Computer-readable media can be any available medium that can be accessed by a general-purpose or special-purpose computer system. Computer-readable media that store computer-executable instructions are non-transitory computer-readable storage media (devices). Computer-readable media that carry computer-executable instructions are transmission media. Thus, by way of example, implementations of the disclosure can include at least two distinctly different kinds of computer-readable media: non-transitory computer-readable storage media (devices) and transmission media.

As used herein, computer-readable storage media (devices) may include RAM, ROM, EEPROM, CD-ROM, solid-state drives (SSDs) (e.g., based on RAM), Flash memory, phase-change memory (PCM), other types of memory, other optical disk storage, magnetic disk storage, or other magnetic storage devices, or any other medium that can be used to store desired program code means in the form of computer-executable instructions or data structures and that can be accessed by a general-purpose or special-purpose computer.

The steps and/or actions of the methods described herein may be interchanged with one another without departing from the scope of the claims. In other words, unless a specific order of steps or actions is required for the proper operation of the method being described, the order and/or use of specific steps and/or actions may be modified without departing from the scope of the claims.

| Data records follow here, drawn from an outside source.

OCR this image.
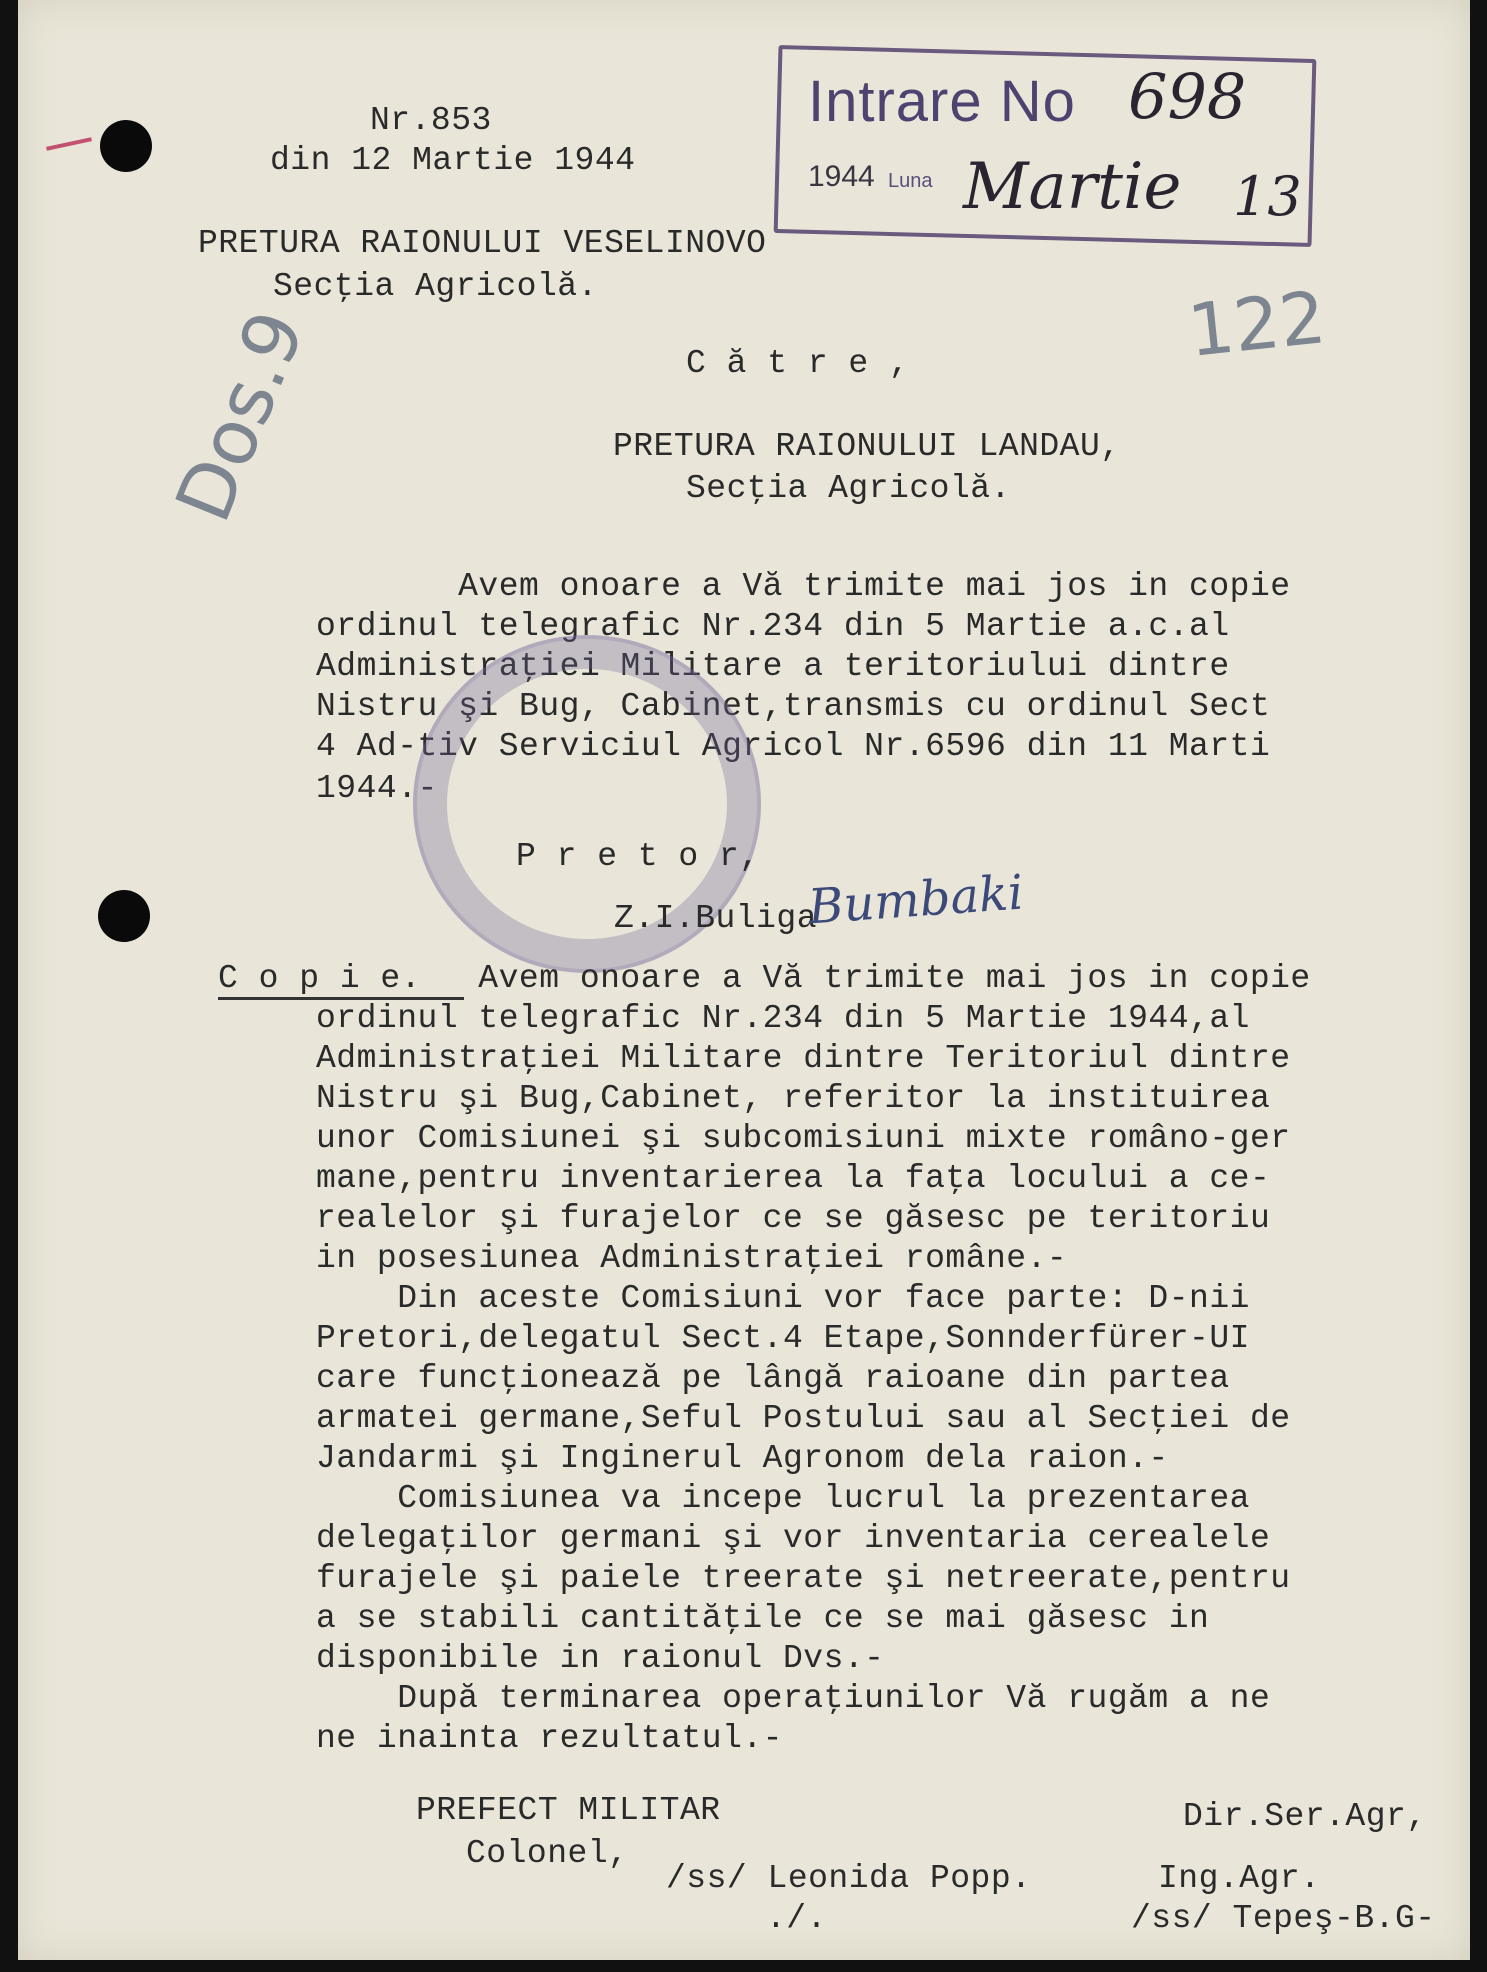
Nr.853
din 12 Martie 1944
PRETURA RAIONULUI VESELINOVO
Secţia Agricolă.
Intrare No 698
1944 Luna Martie 13
122
Dos.9	C ă t r e ,
PRETURA RAIONULUI LANDAU,
Secţia Agricolă.
Avem onoare a Vă trimite mai jos in copie
ordinul telegrafic Nr.234 din 5 Martie a.c.al
Administraţiei Militare a teritoriului dintre
Nistru şi Bug, Cabinet,transmis cu ordinul Sect
4 Ad-tiv Serviciul Agricol Nr.6596 din 11 Marti
1944.-
P r e t o r,
Z.I.Buliga
Bumbaki
C o p i e. Avem onoare a Vă trimite mai jos in copie
ordinul telegrafic Nr.234 din 5 Martie 1944,al
Administraţiei Militare dintre Teritoriul dintre
Nistru şi Bug,Cabinet, referitor la instituirea
unor Comisiunei şi subcomisiuni mixte româno-ger
mane,pentru inventarierea la faţa locului a ce-
realelor şi furajelor ce se găsesc pe teritoriu
in posesiunea Administraţiei române.-
Din aceste Comisiuni vor face parte: D-nii
Pretori,delegatul Sect.4 Etape,Sonnderfürer-UI
care funcţionează pe lângă raioane din partea
armatei germane,Seful Postului sau al Secţiei de
Jandarmi şi Inginerul Agronom dela raion.-
Comisiunea va incepe lucrul la prezentarea
delegaţilor germani şi vor inventaria cerealele
furajele şi paiele treerate şi netreerate,pentru
a se stabili cantităţile ce se mai găsesc in
disponibile in raionul Dvs.-
După terminarea operaţiunilor Vă rugăm a ne
ne inainta rezultatul.-
PREFECT MILITAR
Colonel,
/ss/ Leonida Popp.
./.
Dir.Ser.Agr,
Ing.Agr.
/ss/ Tepeş-B.G-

The terms “comprising,” “including,” and “having” are intended to be inclusive and mean that there may be additional elements other than the listed elements. Additionally, it should be understood that references to “one implementation” or “implementations” of the present disclosure are not intended to be interpreted as excluding the existence of additional implementations that also incorporate the recited features. For example, any element or feature described concerning an implementation herein may be combinable with any element or feature of any other implementation described herein, where compatible.

The present disclosure may be embodied in other specific forms without departing from its spirit or characteristics. The described implementations are to be considered illustrative and not restrictive. The scope of the disclosure is indicated by the appended claims rather than by the foregoing description. Changes that come within the meaning and range of equivalency of the claims are to be embraced within their scope.

Claims

What is claimed is:

1. A computer-implemented method for determining uniform resource locator (URL) characteristics using generative artificial intelligence (AI) models, comprising:

generating a URL language model by creating tuned weights and parameters of the URL language model to predict syntax and structure of URL strings;

generating a URL prediction model based on combining the tuned weights and parameters of the URL language model with a prediction classification layer to determine selection probabilities of URLs;

determining a selection probability for a URL not in a URL search index using the URL prediction model;

comparing the selection probability of the URL to a selection probability threshold; and

based on the selection probability for the URL meeting the selection probability threshold, adding the URL to the URL search index.

2. The computer-implemented method of claim 1, wherein adding the URL to the URL search index occurs in near-real time upon determining that the selection probability of the URL meets the selection probability threshold.

3. The computer-implemented method of claim 1, further comprising generating a URL token index that includes URL terms and URL characters mapped to URL identifiers.

4. The computer-implemented method of claim 3, further comprising generating a set of URL identifier strings by converting a set of URLs using a tokenization model based on the URL token index.

5. The computer-implemented method of claim 4, wherein generating the URL language model predicts the syntax and structure of URL strings based on the tuned weights and parameters by learning URL architecture, URL hierarchy, URL authority, and URL freshness.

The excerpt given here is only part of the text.